In our house, we have 1 night a week that we have breakfast food. It usually occurs on an evening when we’re pressed for time. That’s the perfect time to have breakfast food for supper!
Next time you have a lazy weekend morn or a tight schedule for supper, give these a try.
- 1¼ cups whole wheat flour
- 1 cup regular rolled oats
- ¼ cup yellow cornmeal
- ¼ cup toasted wheat germ
- 1 tablespoon flax seeds (optional)
- 1 tablespoon baking powder
- ½ teaspoon salt
- ¼ teaspoon baking soda
- • 2 eggs, lightly beaten
- • 2 cups buttermilk or sour milk (see note)
- • ¼ cup canola oil or cooking oil
- • 2 tablespoons packed brown sugar or honey
- In a large bowl, stir together flour, oats, cornmeal, wheat germ, flax seeds, if you like, baking powder, salt and baking soda. Make a well in the center of the flour mixture; set aside.
- In a small bowl, use a fork to combine eggs, buttermilk, oil, and brown sugar. Add egg mixture all at once to flour mixture. Stir just until moistened (batter is on the thin/runny side).

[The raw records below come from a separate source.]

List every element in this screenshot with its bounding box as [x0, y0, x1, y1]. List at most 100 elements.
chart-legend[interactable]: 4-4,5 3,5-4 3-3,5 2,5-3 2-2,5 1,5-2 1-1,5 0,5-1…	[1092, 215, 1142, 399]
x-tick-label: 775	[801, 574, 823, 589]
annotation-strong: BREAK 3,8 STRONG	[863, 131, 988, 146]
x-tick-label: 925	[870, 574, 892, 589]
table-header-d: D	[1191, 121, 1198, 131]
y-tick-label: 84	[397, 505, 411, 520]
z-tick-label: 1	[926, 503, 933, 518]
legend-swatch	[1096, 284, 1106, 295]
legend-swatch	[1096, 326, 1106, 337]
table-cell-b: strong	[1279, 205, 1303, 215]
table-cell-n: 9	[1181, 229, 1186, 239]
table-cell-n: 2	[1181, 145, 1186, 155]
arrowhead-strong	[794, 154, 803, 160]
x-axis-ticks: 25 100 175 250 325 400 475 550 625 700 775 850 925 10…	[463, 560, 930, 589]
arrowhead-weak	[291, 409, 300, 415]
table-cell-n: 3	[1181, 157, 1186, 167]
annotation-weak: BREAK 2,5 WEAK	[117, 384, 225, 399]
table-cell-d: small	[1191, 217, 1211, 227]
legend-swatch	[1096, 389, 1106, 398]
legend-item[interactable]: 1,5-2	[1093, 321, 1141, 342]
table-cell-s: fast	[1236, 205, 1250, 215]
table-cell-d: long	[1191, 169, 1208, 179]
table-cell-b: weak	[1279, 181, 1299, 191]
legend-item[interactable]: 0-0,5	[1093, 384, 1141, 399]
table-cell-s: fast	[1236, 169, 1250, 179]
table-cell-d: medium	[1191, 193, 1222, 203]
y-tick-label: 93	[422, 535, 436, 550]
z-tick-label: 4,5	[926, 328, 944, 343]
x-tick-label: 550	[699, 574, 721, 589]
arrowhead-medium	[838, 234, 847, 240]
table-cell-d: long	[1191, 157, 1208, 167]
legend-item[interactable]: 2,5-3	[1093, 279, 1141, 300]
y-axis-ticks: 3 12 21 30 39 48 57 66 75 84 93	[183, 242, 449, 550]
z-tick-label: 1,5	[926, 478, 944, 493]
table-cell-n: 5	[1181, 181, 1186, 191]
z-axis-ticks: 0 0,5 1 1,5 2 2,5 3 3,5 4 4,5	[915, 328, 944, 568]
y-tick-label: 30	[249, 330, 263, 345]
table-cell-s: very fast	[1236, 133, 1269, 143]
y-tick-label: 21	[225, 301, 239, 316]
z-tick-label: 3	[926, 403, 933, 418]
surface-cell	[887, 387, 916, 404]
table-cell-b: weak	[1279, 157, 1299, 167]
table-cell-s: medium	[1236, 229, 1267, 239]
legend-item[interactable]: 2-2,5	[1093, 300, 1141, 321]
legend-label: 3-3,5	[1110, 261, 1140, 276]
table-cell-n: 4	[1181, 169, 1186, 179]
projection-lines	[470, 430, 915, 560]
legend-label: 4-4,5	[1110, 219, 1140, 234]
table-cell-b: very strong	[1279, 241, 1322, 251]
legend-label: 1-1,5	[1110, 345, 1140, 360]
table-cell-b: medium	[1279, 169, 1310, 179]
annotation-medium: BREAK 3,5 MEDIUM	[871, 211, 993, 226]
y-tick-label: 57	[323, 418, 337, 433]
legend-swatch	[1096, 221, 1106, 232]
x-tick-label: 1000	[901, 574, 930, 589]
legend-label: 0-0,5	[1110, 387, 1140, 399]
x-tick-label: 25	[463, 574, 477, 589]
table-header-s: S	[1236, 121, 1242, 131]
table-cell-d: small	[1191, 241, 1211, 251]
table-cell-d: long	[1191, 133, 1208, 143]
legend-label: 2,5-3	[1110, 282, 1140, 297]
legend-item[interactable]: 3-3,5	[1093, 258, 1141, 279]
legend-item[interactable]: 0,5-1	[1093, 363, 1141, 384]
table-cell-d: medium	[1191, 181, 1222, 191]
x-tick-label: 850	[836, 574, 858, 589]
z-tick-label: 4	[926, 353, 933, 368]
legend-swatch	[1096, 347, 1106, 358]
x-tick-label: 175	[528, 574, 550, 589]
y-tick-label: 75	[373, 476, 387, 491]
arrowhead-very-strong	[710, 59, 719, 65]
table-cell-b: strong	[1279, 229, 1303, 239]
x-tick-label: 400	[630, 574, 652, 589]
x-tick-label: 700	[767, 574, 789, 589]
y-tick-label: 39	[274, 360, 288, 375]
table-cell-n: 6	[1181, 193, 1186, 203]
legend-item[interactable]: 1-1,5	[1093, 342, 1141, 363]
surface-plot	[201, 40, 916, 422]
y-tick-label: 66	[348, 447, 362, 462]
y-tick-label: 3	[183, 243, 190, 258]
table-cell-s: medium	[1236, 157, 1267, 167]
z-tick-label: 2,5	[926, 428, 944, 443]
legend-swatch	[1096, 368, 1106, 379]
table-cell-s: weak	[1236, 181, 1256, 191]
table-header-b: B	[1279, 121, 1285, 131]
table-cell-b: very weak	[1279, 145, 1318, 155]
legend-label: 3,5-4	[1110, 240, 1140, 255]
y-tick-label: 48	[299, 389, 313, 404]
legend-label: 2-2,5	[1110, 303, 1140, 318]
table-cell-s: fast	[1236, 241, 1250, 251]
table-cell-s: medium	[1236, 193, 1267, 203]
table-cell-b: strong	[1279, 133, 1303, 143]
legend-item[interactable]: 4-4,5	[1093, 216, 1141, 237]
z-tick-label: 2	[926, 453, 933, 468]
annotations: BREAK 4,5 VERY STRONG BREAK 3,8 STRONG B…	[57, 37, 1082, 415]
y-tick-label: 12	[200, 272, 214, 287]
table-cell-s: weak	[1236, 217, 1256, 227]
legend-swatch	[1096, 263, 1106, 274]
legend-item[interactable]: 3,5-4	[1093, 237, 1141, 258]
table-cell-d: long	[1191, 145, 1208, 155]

- For each standard-size pancake: Pour about ¼ cup batter onto a hot, lightly greased griddle or heavy skillet, spreading batter to a 4-inch circle. (For dollar-size pancakes, use about 1 tablespoon batter and spread slightly.) Cook over medium heat for 1 to 2 minutes on each side or until pancakes are golden brown, turning to second side when pancakes have bubbly surfaces and edges are slightly dry. Serve warm with maple syrup.
- Note: For 2 cups of sour milk, place 2 tablespoons lemon juice or vinegar in a glass measuring cup. Add enough milk to make 2 cups total liquid; stir. Let the mixture stand for 5 minutes before using.